I spent much of January and February snuffling at home while friends contacted me to tell me how good winter climbing conditions were. But over the last week or so I have begun to emerge from illness-induced idleness and re-start after work exercise. After all it’s only a few days over seven months until Paul Ramsden and I head off for the exciting pastures of West Nepal.
Chee Tor Girdle seemed to offer a fitting return to evening action. It was already dark by the time Paul and I met at Wormhill with a vague arrangement that Neil McAdie would follow later. A day of heavy rain had transformed the usually pleasant paddle across the river into a dauntingly insecure wade. It was though pleasing to note that we had the route, and indeed the crag, to ourselves.
Unethical river crossing
We were busy grappling with the dank first pitch when a headtorch appeared on the far side. ‘How did you get across?’ shouted Neil. Unhelpful suggestions poured forth until, to our disappointment, he found a tree that had fallen to form a bridge such that he didn’t even have to get his feet wet.

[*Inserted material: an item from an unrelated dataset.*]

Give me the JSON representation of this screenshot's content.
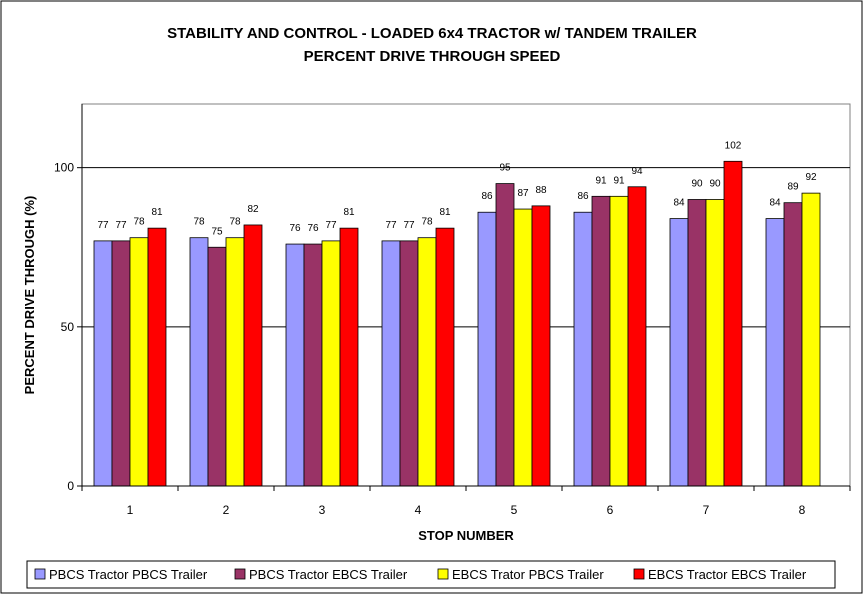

Paul Ramsden on pitch one.
Up and damply leftwards we went until, after several pitches, it was getting late and cold and increasingly clear that we were in danger of being late for the pub. With the three of us hanging together from a large sling, priorities were assessed and a decision made. The pub won on the reasoning that pub talk can be regarded as motivational mountaineering exercise which can be every bit as important as physical climbing exercise.
Neil McAdie on Chee Tor Girdle
The landlady wondered why we hadn’t just gone straight to the pub and appeared not to be motivated by the thought of wading rivers and clambering about on wet bits of rock. It is great that us humans don’t all think the same way. Crowds on the crag would have detracted from the pleasure.